ReplyDeleteThank you, Claire. Somewhere I also read about the "third" serious lady - apparently Paul Bowles advised Jane to reduce the number to two - and I wondered if Miss Gamelon was to be that person. Does Sage say anything about that? Miss Gamelon's worth turning one's focus upon, as she and Christina Goering first hit it off so well but then quickly Goering perceives something in Miss Gamelon that she finds concerning. I think Gamelon's admitted fear of crossing a big body of water, and how it's prevented her from achieving her dream of going to Europe, says a lot about her in relation to Miss Goering and Mrs. Copperfield. Throughout the novel Miss Gamelon is something of a sourpuss - and the mere fact of her latching onto Miss Goering because of the "interesting" stories told to her by her governess cousin also suggests her relative shallowness.

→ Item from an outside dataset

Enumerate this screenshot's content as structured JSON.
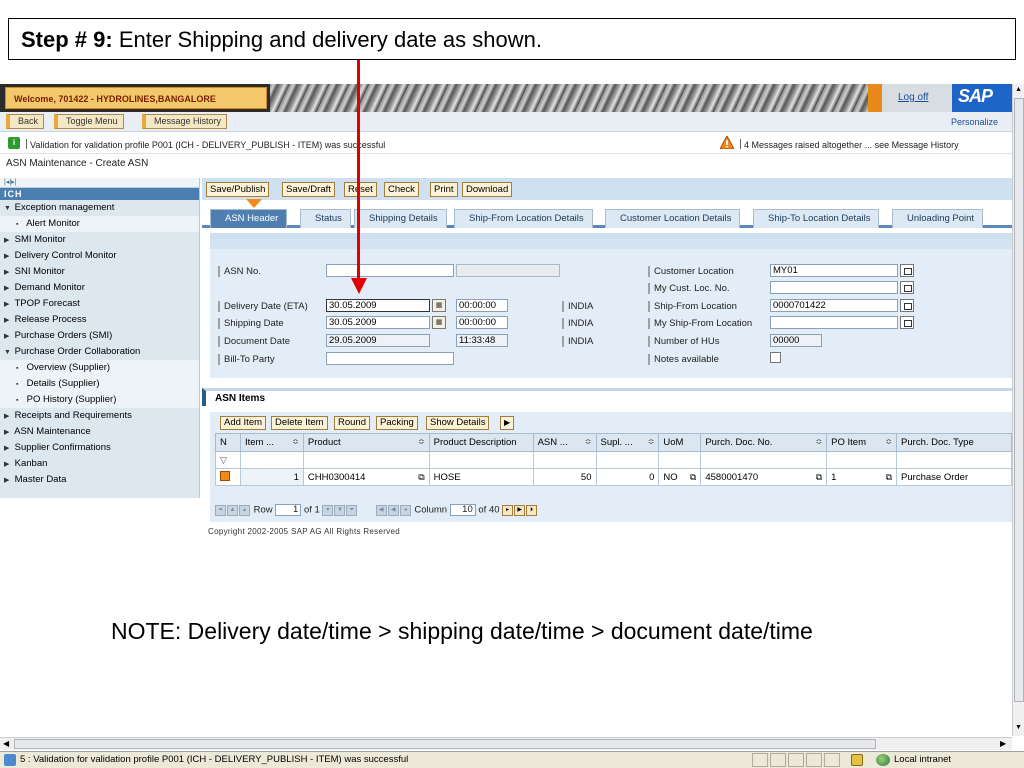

DeleteI would love to know the origin of a lot of the elements in Two Serious Ladies, given the people surrounding Jane Bowles and providing her advice during her writing of it. Perhaps it's too late for a meaningful annotated edition?
Agree totally about Bowles' life. "Tragic" is not the right word. She met with immense acclaim from people in a position to know her work best, and she seemed to have lived more fully than most people ever do, aiming for something a bit higher than comfort, convention or mere happiness.
Found this review looking through images of Bowles, and have to say this is the best analysis I've yet found on Two Serious Ladies, both online and published. I actually linked it to my own review of the novel. Thanks in particular for the info on Auden's connection--I'll have to look more in that.
ReplyDeleteRe: the disappearance of the third serious lady, I have to say that it has struck me as a book already full of very Serious Ladies; indeed I assumed during the first chapter Miss Gamelon was going to be the second titular lady, and was surprised at the introduction of Mrs. Copperfield. And then there's that curious narrative tangent when Mrs. Quill temporarily takes over the narrative too. I suppose that's part of the fascination the novel evokes--the narrative is just as capricious as its characters...
Will be following future reviews with interest.
Best,
-jesse
Jesse - Thanks so much for the kind comment, and my apologies for the tardy response. I agree - the book is quite full of serious ladies, and I'd love to have been privy to the discussions that might have gone on between Bowles, her husband, W. H. Auden and others in February House about that title, and whether she intends by it some fundamentally qualitative difference between Goering/Copperfield and the novel's other female characters. "Capricious" is a good word; as I noted above, even after several readings I'm still thrown off by the directions the novel can suddenly take.